This “takings” issue (which is much broader than it may appear) is something that has troubled me since the early days of Hatch-Waxman. Should the court ultimately decide that the FDA’s actions constitute a “taking” of confidential, commercial trade secret information, even though the FDA provided recommended dissolution test specifications to the innovator and simply questioned the generic companies about the impurity and micronization issues, it could cause an instant problem for the FDA but a much wider issue relative to how the FDA provides information or questions applicants regarding issues in their applications.

Think about how the FDA performs its new drug application reviews as well as generic drug reviews. The reviews are not done in a vacuum. Take ANDAs, for instance, where a number of firms submit a new ANDA on the same day (not uncommon when there is new chemical entity exclusivity for the RLD as applicants are allowed to submit their applications one year before NCE expiry if the ANDA is challenging a patent) and, if the product presents new challenges with regard to complex issues, the Agency will typically learn about the product in the course of evaluating the multiple applications that move through the review process. The FDA will ask questions of the applicants in Information Requests, Discipline Review Letters, or Complete Response Letters. The FDA will then assimilate what it learns about how the firms are approaching product development and manufacture as well as how its proposed specifications comport with what the FDA has learned. It is likely that the FDA will ask the same questions to multiple ANDA applicants. It is this iterative process that will conclude with ANDA approvals for firms that can successfully respond to the Agency’s questions and provide specifications that are somewhat consistent with other similarly situated applications. Let’s not forget that the FDA publishes a database of recommended dissolution methods and specifications, product-specific guidances on bioequivalence, and guidance documents that all incorporate learnings from the data, studies, specifications, and responses that the FDA gathers from the entirety of the applications that it may be reviewing for the same or similar products.

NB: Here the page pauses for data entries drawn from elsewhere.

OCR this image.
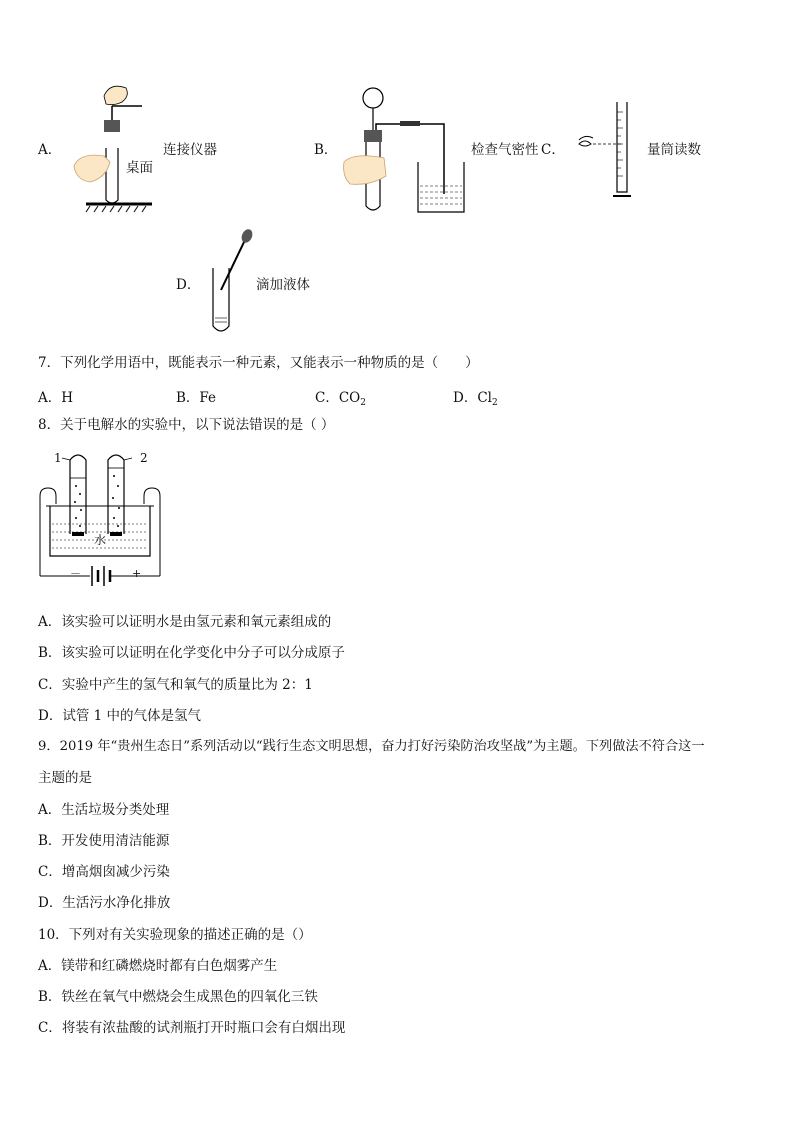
A．	连接仪器
桌面
B．	检查气密性 C．	量筒读数
D．	滴加液体
7．下列化学用语中，既能表示一种元素，又能表示一种物质的是（　　）
A．H	B．Fe	C．$CO_2$	D．$Cl_2$
8．关于电解水的实验中，以下说法错误的是（ ）
1	2
水
－	+
A．该实验可以证明水是由氢元素和氧元素组成的
B．该实验可以证明在化学变化中分子可以分成原子
C．实验中产生的氢气和氧气的质量比为 2：1
D．试管 1 中的气体是氢气
9．2019 年“贵州生态日”系列活动以“践行生态文明思想，奋力打好污染防治攻坚战”为主题。下列做法不符合这一
主题的是
A．生活垃圾分类处理
B．开发使用清洁能源
C．增高烟囱减少污染
D．生活污水净化排放
10．下列对有关实验现象的描述正确的是（）
A．镁带和红磷燃烧时都有白色烟雾产生
B．铁丝在氧气中燃烧会生成黑色的四氧化三铁
C．将装有浓盐酸的试剂瓶打开时瓶口会有白烟出现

Now, think of the implications of stopping these iterative, scientific communications of these collective learnings to applicants so that the FDA can ensure that products have the same safety and efficacy profile as the reference listed drug to which they refer to in their applications. There is pending legislation that would permit the FDA to provide information on the quantitative and qualitative (Q1/Q2) nature of formulations (see previous post here). Most firms consider the Q1/Q2 formulations of their products to be proprietary or a trade secret. If the FDA then provided this information directly to applicants, even under the yet-to-be-passed legislation, how would that square with a Fifth Amendment “takings” argument? I’m glad that smarter minds than mine will be at work figuring this one out. But you see how such a ruling could create a scenario that inadvertently stifles internal FDA communications among staff who are working on the same or similar applications.

Could the FDA put up so-called “Chinese walls” like law firms and consulting firms do? I guess it could, but the Agency would need a lot more staff to ensure that the same people are not working on similar applications. And then how could a supervisor review multiple individual reviewers’ work on the same or similar products without being able to bring the best questions raised by different reviewers to multiple applicants? It would be a disservice to the American public if the same questions were not asked of all applicants as the FDA’s approval decision must be based on the acceptability of the firms’ answers to those questions for similar products.

Just saying, this case could turn the Agency’s review and approval process on its head. Read the opinion and decision at the link provided in the beginning of this post for a perspective on the impact that a “takings” argument could have on the Agency. This case is not over by any means as the toughest and possibly the most influential or disruptive part of the court decision is a bit further down the judicial road.